My cheeks burn. "I don't know this song."

He laughs. "Sing whate'er ye want! Sing the most ridiculous thing ye can. I'll sing with ye." He starts singing, "Sing whate'er ye want, HUZZAH! HUZZAH!" He laughs.

I can't help but laugh with him and sing, "I am quite anxious to be contagious!" My cheeks burn more as we laugh harder still. "Not with illness or plague, but with joy and elation!"

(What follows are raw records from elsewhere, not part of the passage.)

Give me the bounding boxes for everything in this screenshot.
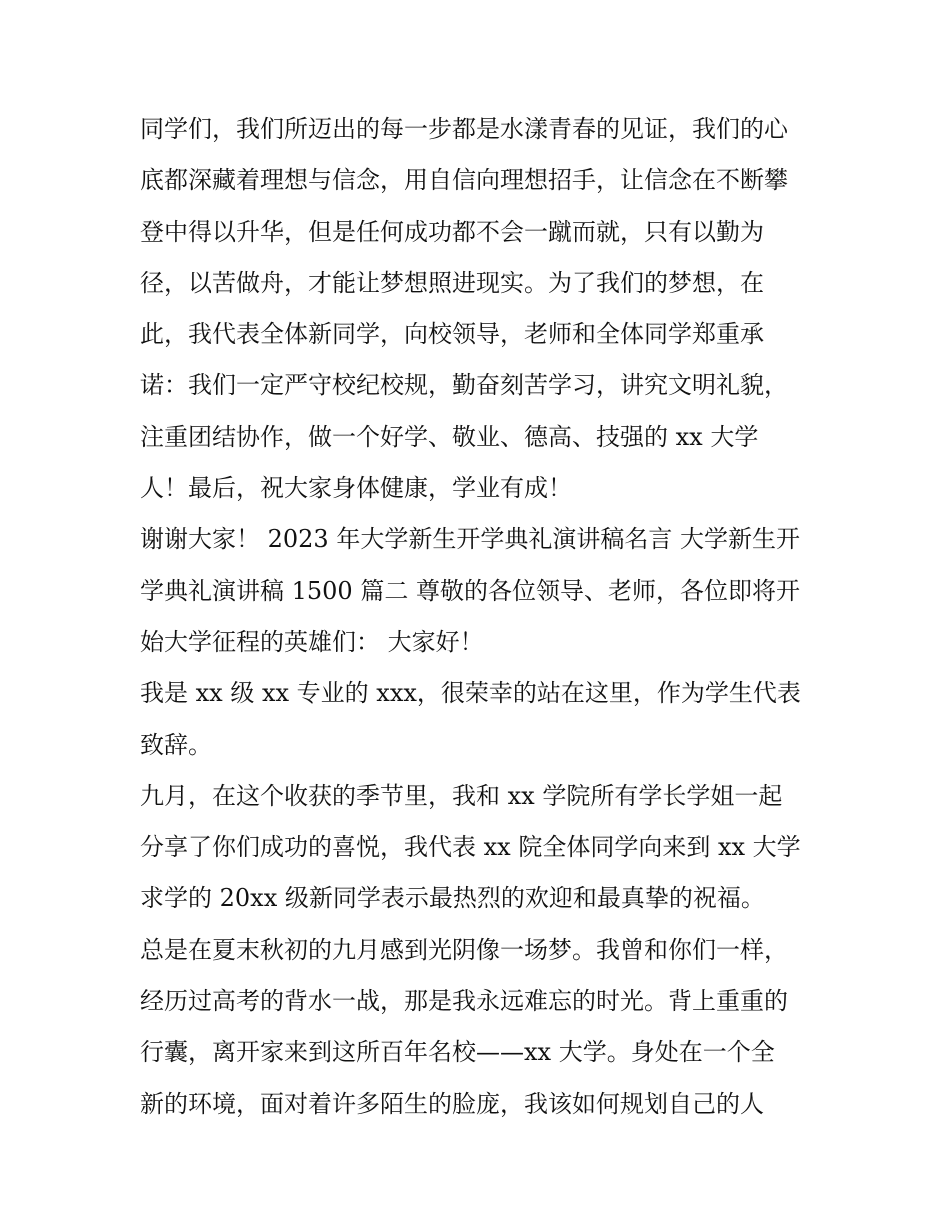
text-line: 分享了你们成功的喜悦，我代表 xx 院全体同学向来到 xx 大学: [140, 833, 801, 862]
text-line: 行囊，离开家来到这所百年名校——xx 大学。身处在一个全: [140, 1038, 775, 1067]
text-line: 始大学征程的英雄们： 大家好！: [140, 627, 484, 656]
text-line: 致辞。: [140, 730, 212, 759]
text-line: 求学的 20xx 级新同学表示最热烈的欢迎和最真挚的祝福。: [140, 884, 765, 913]
text-line: 总是在夏末秋初的九月感到光阴像一场梦。我曾和你们一样，: [140, 935, 788, 964]
text-line: 谢谢大家！ 2023 年大学新生开学典礼演讲稿名言 大学新生开: [140, 525, 800, 554]
text-line: 登中得以升华，但是任何成功都不会一蹴而就，只有以勤为: [140, 217, 764, 246]
text-line: 底都深藏着理想与信念，用自信向理想招手，让信念在不断攀: [140, 166, 788, 195]
paragraph-thanks: [140, 514, 820, 668]
text-line: 同学们，我们所迈出的每一步都是水漾青春的见证，我们的心: [140, 115, 788, 143]
document-body: [140, 104, 820, 1130]
paragraph-memories: [140, 925, 820, 1130]
text-line: 诺：我们一定严守校纪校规，勤奋刻苦学习，讲究文明礼貌，: [140, 371, 788, 400]
text-line: 学典礼演讲稿 1500 篇二 尊敬的各位领导、老师，各位即将开: [140, 576, 800, 605]
paragraph-welcome: [140, 771, 820, 925]
text-line: 经历过高考的背水一战，那是我永远难忘的时光。背上重重的: [140, 987, 788, 1016]
text-line: 人！最后，祝大家身体健康，学业有成！: [140, 474, 572, 503]
paragraph-pledge: [140, 104, 820, 514]
text-line: 我是 xx 级 xx 专业的 xxx，很荣幸的站在这里，作为学生代表: [140, 679, 801, 708]
text-line: 径，以苦做舟，才能让梦想照进现实。为了我们的梦想，在: [140, 268, 764, 297]
text-line: 新的环境，面对着许多陌生的脸庞，我该如何规划自己的人: [140, 1089, 764, 1118]
text-line: 此，我代表全体新同学，向校领导，老师和全体同学郑重承: [140, 320, 764, 349]
text-line: 九月，在这个收获的季节里，我和 xx 学院所有学长学姐一起: [140, 781, 783, 810]
paragraph-introduction: [140, 668, 820, 771]
text-line: 注重团结协作，做一个好学、敬业、德高、技强的 xx 大学: [140, 422, 759, 451]
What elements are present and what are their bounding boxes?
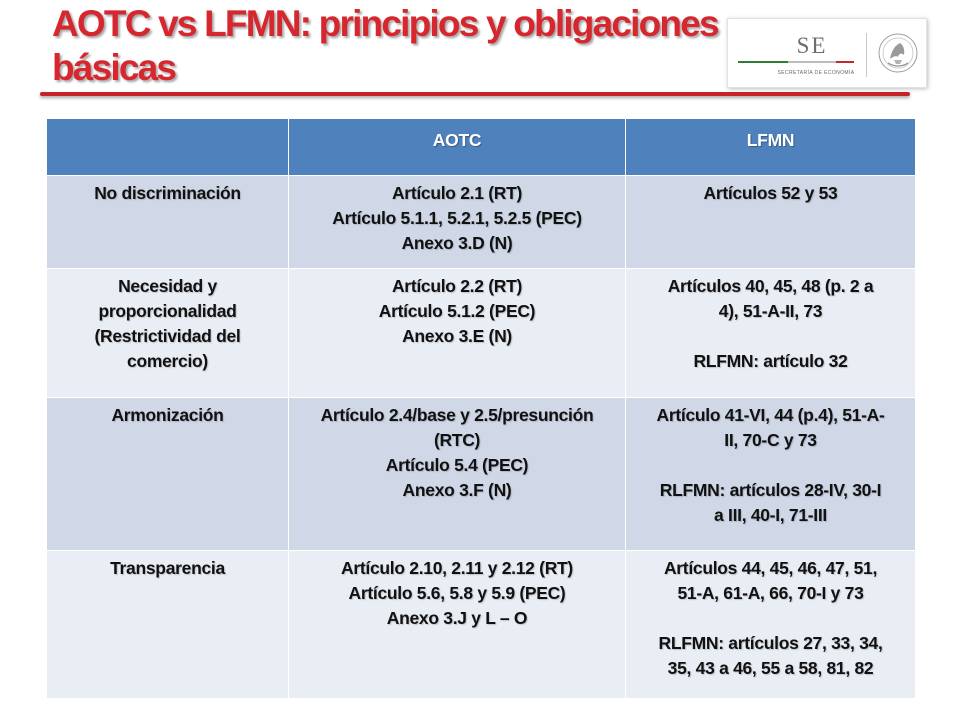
se-logo-subtitle: SECRETARÍA DE ECONOMÍA	[777, 70, 855, 76]
lfmn-cell	[626, 551, 916, 699]
lfmn-reg-line: RLFMN: artículo 32	[693, 351, 848, 371]
lfmn-line: II, 70-C y 73	[724, 430, 817, 450]
table-row	[47, 269, 916, 398]
table-header-row	[47, 119, 916, 176]
lfmn-spacer	[632, 606, 909, 631]
principle-line: Armonización	[111, 405, 224, 425]
principle-line: proporcionalidad	[98, 301, 237, 321]
lfmn-cell	[626, 269, 916, 398]
lfmn-cell	[626, 398, 916, 551]
aotc-line: Artículo 5.4 (PEC)	[385, 455, 529, 475]
principle-line: comercio)	[127, 351, 208, 371]
logo-stripe-green	[738, 61, 788, 63]
principle-cell	[47, 176, 289, 269]
aotc-line: Artículo 2.1 (RT)	[391, 183, 523, 203]
aotc-cell	[289, 551, 626, 699]
lfmn-line: Artículos 44, 45, 46, 47, 51,	[663, 558, 878, 578]
aotc-cell	[289, 269, 626, 398]
aotc-line: Artículo 5.6, 5.8 y 5.9 (PEC)	[348, 583, 566, 603]
aotc-line: Anexo 3.E (N)	[402, 326, 512, 346]
slide-title-line-1: AOTC vs LFMN: principios y obligaciones	[52, 3, 718, 44]
header-cell-lfmn: LFMN	[626, 119, 916, 176]
aotc-cell	[289, 176, 626, 269]
header-cell-aotc: AOTC	[289, 119, 626, 176]
logo-separator	[866, 33, 867, 77]
principle-cell	[47, 398, 289, 551]
lfmn-line: Artículos 52 y 53	[703, 183, 838, 203]
table-row	[47, 551, 916, 699]
aotc-line: Artículo 2.10, 2.11 y 2.12 (RT)	[341, 558, 573, 578]
lfmn-reg-line: a III, 40-I, 71-III	[714, 505, 827, 525]
aotc-line: Anexo 3.J y L – O	[386, 608, 528, 628]
lfmn-line: 51-A, 61-A, 66, 70-I y 73	[677, 583, 864, 603]
slide-title-line-2: básicas	[52, 47, 176, 88]
lfmn-reg-line: 35, 43 a 46, 55 a 58, 81, 82	[667, 658, 874, 678]
se-logo-mark: SE	[796, 33, 828, 58]
aotc-line: Anexo 3.F (N)	[402, 480, 512, 500]
principle-line: Necesidad y	[118, 276, 217, 296]
aotc-line: Artículo 2.2 (RT)	[391, 276, 523, 296]
logo-stripe-grey	[788, 61, 836, 63]
principle-cell	[47, 551, 289, 699]
mexico-seal-icon	[876, 29, 920, 79]
aotc-line: Artículo 5.1.1, 5.2.1, 5.2.5 (PEC)	[332, 208, 582, 228]
header-cell-empty	[47, 119, 289, 176]
principle-line: (Restrictividad del	[94, 326, 241, 346]
lfmn-line: Artículos 40, 45, 48 (p. 2 a	[667, 276, 874, 296]
lfmn-cell	[626, 176, 916, 269]
lfmn-spacer	[632, 324, 909, 349]
lfmn-reg-line: RLFMN: artículos 27, 33, 34,	[658, 633, 883, 653]
lfmn-line: 4), 51-A-II, 73	[718, 301, 823, 321]
lfmn-spacer	[632, 453, 909, 478]
title-underline	[40, 92, 910, 96]
se-logo	[727, 18, 927, 88]
aotc-line: (RTC)	[433, 430, 481, 450]
lfmn-reg-line: RLFMN: artículos 28-IV, 30-I	[659, 480, 882, 500]
principle-cell	[47, 269, 289, 398]
lfmn-line: Artículo 41-VI, 44 (p.4), 51-A-	[656, 405, 885, 425]
table-row	[47, 176, 916, 269]
aotc-line: Artículo 5.1.2 (PEC)	[378, 301, 536, 321]
slide-title	[52, 2, 732, 90]
aotc-line: Artículo 2.4/base y 2.5/presunción	[320, 405, 594, 425]
table-row	[47, 398, 916, 551]
logo-stripe-red	[836, 61, 854, 63]
aotc-line: Anexo 3.D (N)	[401, 233, 513, 253]
comparison-table	[46, 118, 916, 699]
principle-line: Transparencia	[110, 558, 225, 578]
aotc-cell	[289, 398, 626, 551]
principle-line: No discriminación	[94, 183, 241, 203]
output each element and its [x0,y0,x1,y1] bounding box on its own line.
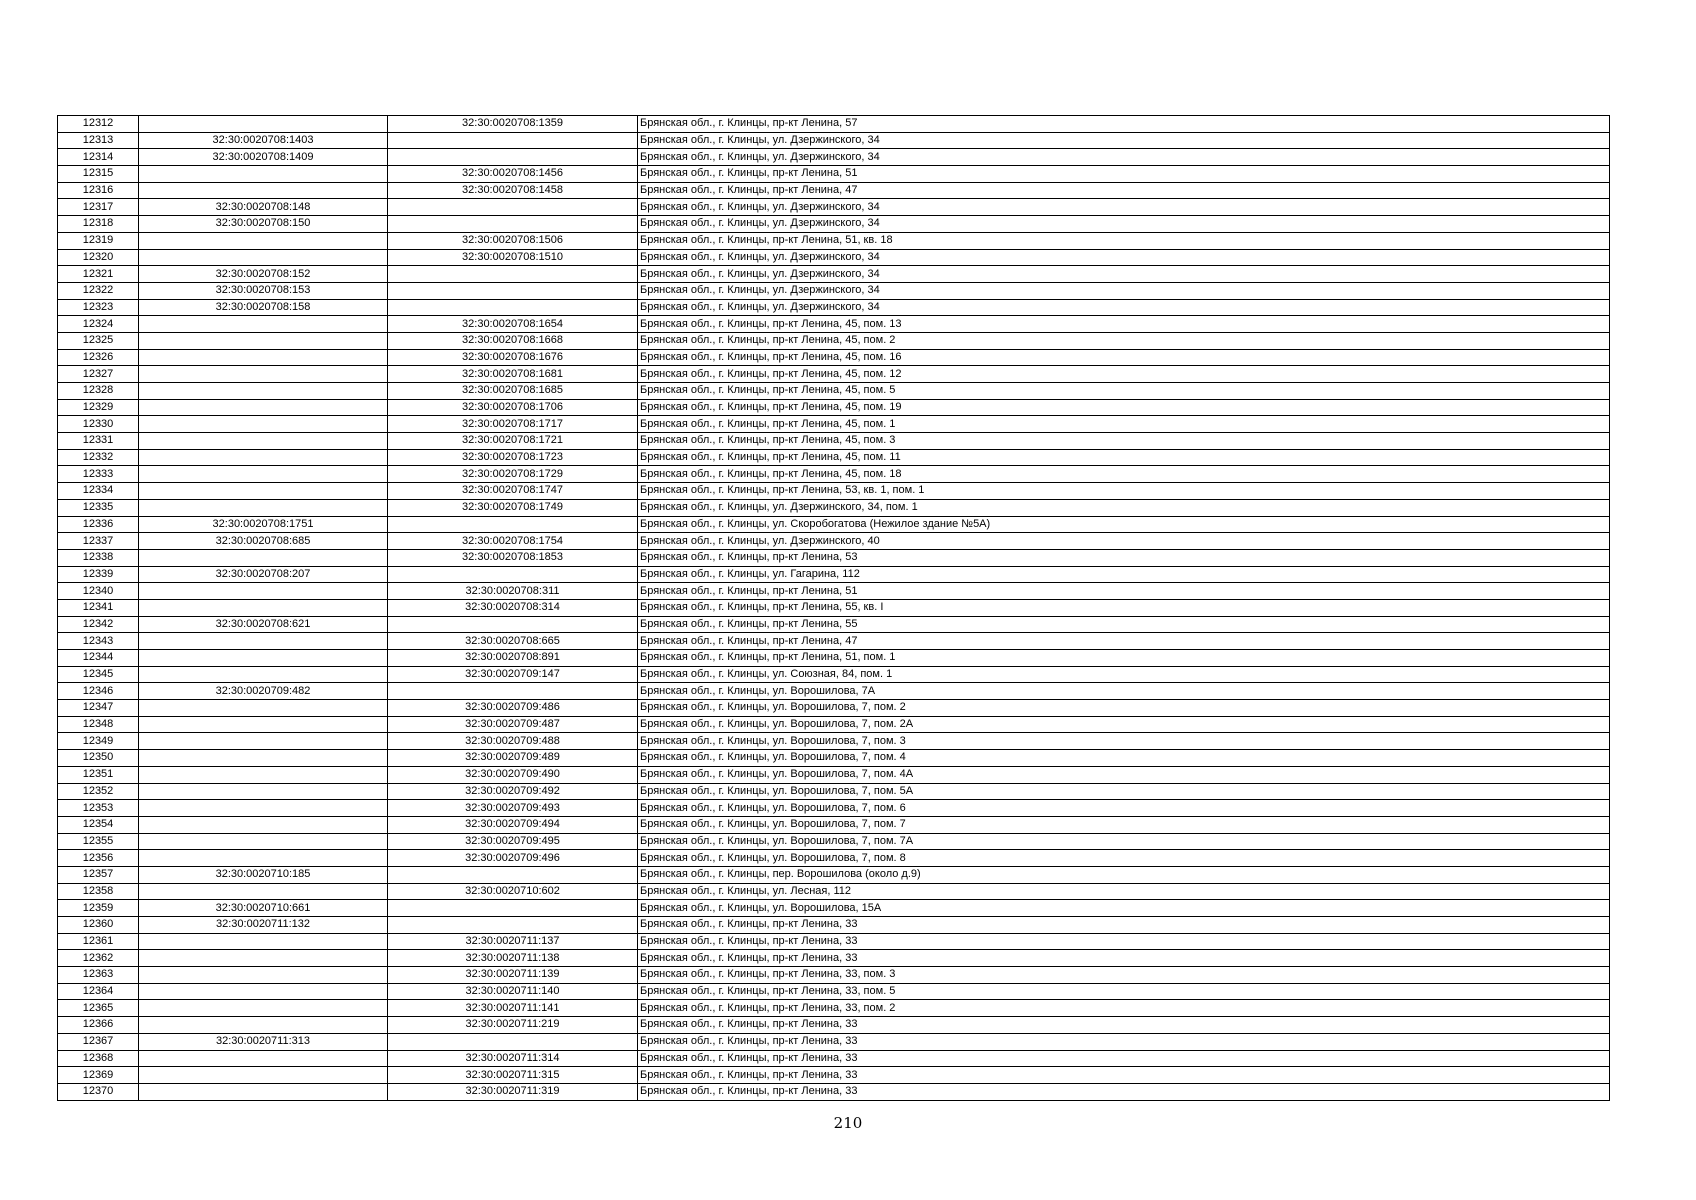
linked-cadastral-number-cell: 32:30:0020708:1685 [388,383,638,400]
linked-cadastral-number-cell: 32:30:0020708:1458 [388,182,638,199]
address-cell: Брянская обл., г. Клинцы, пр-кт Ленина, 57 [638,116,1610,133]
address-cell: Брянская обл., г. Клинцы, пр-кт Ленина, 45, пом. 2 [638,332,1610,349]
address-cell: Брянская обл., г. Клинцы, ул. Дзержинского, 34 [638,266,1610,283]
row-number-cell: 12342 [58,616,139,633]
address-cell: Брянская обл., г. Клинцы, пр-кт Ленина, 33 [638,1017,1610,1034]
linked-cadastral-number-cell [388,566,638,583]
row-number-cell: 12326 [58,349,139,366]
linked-cadastral-number-cell: 32:30:0020708:1853 [388,549,638,566]
table-row [58,900,1610,917]
row-number-cell: 12351 [58,766,139,783]
cadastral-number-cell [139,449,388,466]
cadastral-number-cell [139,750,388,767]
address-cell: Брянская обл., г. Клинцы, пр-кт Ленина, 33 [638,950,1610,967]
linked-cadastral-number-cell: 32:30:0020708:665 [388,633,638,650]
table-row [58,933,1610,950]
table-row [58,332,1610,349]
cadastral-number-cell [139,766,388,783]
table-row [58,850,1610,867]
table-row [58,750,1610,767]
address-cell: Брянская обл., г. Клинцы, пр-кт Ленина, 33, пом. 3 [638,967,1610,984]
table-row [58,967,1610,984]
row-number-cell: 12365 [58,1000,139,1017]
row-number-cell: 12367 [58,1033,139,1050]
row-number-cell: 12332 [58,449,139,466]
cadastral-number-cell [139,666,388,683]
linked-cadastral-number-cell: 32:30:0020709:489 [388,750,638,767]
cadastral-number-cell [139,116,388,133]
linked-cadastral-number-cell [388,683,638,700]
linked-cadastral-number-cell: 32:30:0020708:1668 [388,332,638,349]
linked-cadastral-number-cell [388,266,638,283]
row-number-cell: 12348 [58,716,139,733]
linked-cadastral-number-cell [388,199,638,216]
row-number-cell: 12338 [58,549,139,566]
table-row [58,1000,1610,1017]
cadastral-number-cell [139,833,388,850]
cadastral-number-cell [139,967,388,984]
table-row [58,316,1610,333]
cadastral-number-cell [139,416,388,433]
row-number-cell: 12323 [58,299,139,316]
cadastral-number-cell [139,716,388,733]
cadastral-number-cell: 32:30:0020708:150 [139,216,388,233]
address-cell: Брянская обл., г. Клинцы, ул. Дзержинского, 34 [638,249,1610,266]
table-row [58,866,1610,883]
table-row [58,499,1610,516]
table-row [58,800,1610,817]
table-row [58,783,1610,800]
row-number-cell: 12362 [58,950,139,967]
address-cell: Брянская обл., г. Клинцы, ул. Ворошилова, 7А [638,683,1610,700]
address-cell: Брянская обл., г. Клинцы, ул. Ворошилова, 7, пом. 5А [638,783,1610,800]
cadastral-number-cell: 32:30:0020708:153 [139,282,388,299]
row-number-cell: 12359 [58,900,139,917]
cadastral-number-cell [139,1083,388,1100]
linked-cadastral-number-cell: 32:30:0020710:602 [388,883,638,900]
table-row [58,132,1610,149]
address-cell: Брянская обл., г. Клинцы, ул. Дзержинского, 34 [638,199,1610,216]
row-number-cell: 12334 [58,483,139,500]
linked-cadastral-number-cell: 32:30:0020709:487 [388,716,638,733]
row-number-cell: 12363 [58,967,139,984]
linked-cadastral-number-cell: 32:30:0020711:137 [388,933,638,950]
cadastral-number-cell [139,733,388,750]
address-cell: Брянская обл., г. Клинцы, пр-кт Ленина, 47 [638,633,1610,650]
address-cell: Брянская обл., г. Клинцы, пр-кт Ленина, 33 [638,1067,1610,1084]
table-row [58,116,1610,133]
linked-cadastral-number-cell: 32:30:0020708:1506 [388,232,638,249]
linked-cadastral-number-cell: 32:30:0020709:147 [388,666,638,683]
row-number-cell: 12361 [58,933,139,950]
linked-cadastral-number-cell [388,900,638,917]
address-cell: Брянская обл., г. Клинцы, ул. Ворошилова, 7, пом. 2 [638,700,1610,717]
address-cell: Брянская обл., г. Клинцы, ул. Дзержинского, 34, пом. 1 [638,499,1610,516]
cadastral-number-cell: 32:30:0020708:621 [139,616,388,633]
address-cell: Брянская обл., г. Клинцы, ул. Дзержинского, 34 [638,149,1610,166]
row-number-cell: 12329 [58,399,139,416]
row-number-cell: 12368 [58,1050,139,1067]
address-cell: Брянская обл., г. Клинцы, пр-кт Ленина, 53 [638,549,1610,566]
cadastral-number-cell [139,800,388,817]
row-number-cell: 12370 [58,1083,139,1100]
address-cell: Брянская обл., г. Клинцы, пр-кт Ленина, 55 [638,616,1610,633]
linked-cadastral-number-cell: 32:30:0020708:314 [388,599,638,616]
linked-cadastral-number-cell: 32:30:0020711:315 [388,1067,638,1084]
table-row [58,549,1610,566]
address-cell: Брянская обл., г. Клинцы, ул. Дзержинского, 34 [638,299,1610,316]
table-row [58,166,1610,183]
row-number-cell: 12343 [58,633,139,650]
row-number-cell: 12317 [58,199,139,216]
row-number-cell: 12328 [58,383,139,400]
linked-cadastral-number-cell [388,866,638,883]
linked-cadastral-number-cell: 32:30:0020709:490 [388,766,638,783]
cadastral-number-cell [139,1067,388,1084]
table-row [58,816,1610,833]
linked-cadastral-number-cell [388,616,638,633]
table-row [58,917,1610,934]
row-number-cell: 12360 [58,917,139,934]
table-row [58,733,1610,750]
cadastral-number-cell [139,499,388,516]
cadastral-number-cell: 32:30:0020708:207 [139,566,388,583]
address-cell: Брянская обл., г. Клинцы, пр-кт Ленина, 51 [638,583,1610,600]
cadastral-number-cell: 32:30:0020711:132 [139,917,388,934]
row-number-cell: 12324 [58,316,139,333]
linked-cadastral-number-cell: 32:30:0020711:319 [388,1083,638,1100]
cadastral-number-cell [139,383,388,400]
table-row [58,383,1610,400]
table-row [58,1050,1610,1067]
linked-cadastral-number-cell: 32:30:0020708:1717 [388,416,638,433]
cadastral-number-cell [139,599,388,616]
cadastral-number-cell [139,1000,388,1017]
cadastral-number-cell [139,166,388,183]
linked-cadastral-number-cell: 32:30:0020708:1723 [388,449,638,466]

"I like that!" Eric says, grinning. We end up hugging each other and swaying. Swaying and dancing and spinning and laughing and singing random words into the night—a tooting sound cuts through the music, stopping it cold. We stop dancing. The singing shuts up. I pull back and look up at Eric, catching his wide eyes. He shakes his head at my silent question. He returns my question with his eyes.

"Wasn't me," I say. "Oh!"

We both look at Wessel. Wessel stands there, his cheeks rosy. I don't think that's from the heat of our fire. "I ate beans for you," Wessel says and points at me.

"Oh my!" I burst out laughing. Wheezing and laughing. The others burst out laughing too. Our laughter rings into the night. I cling to Eric and laugh. Otherwise, I might fall on my arse.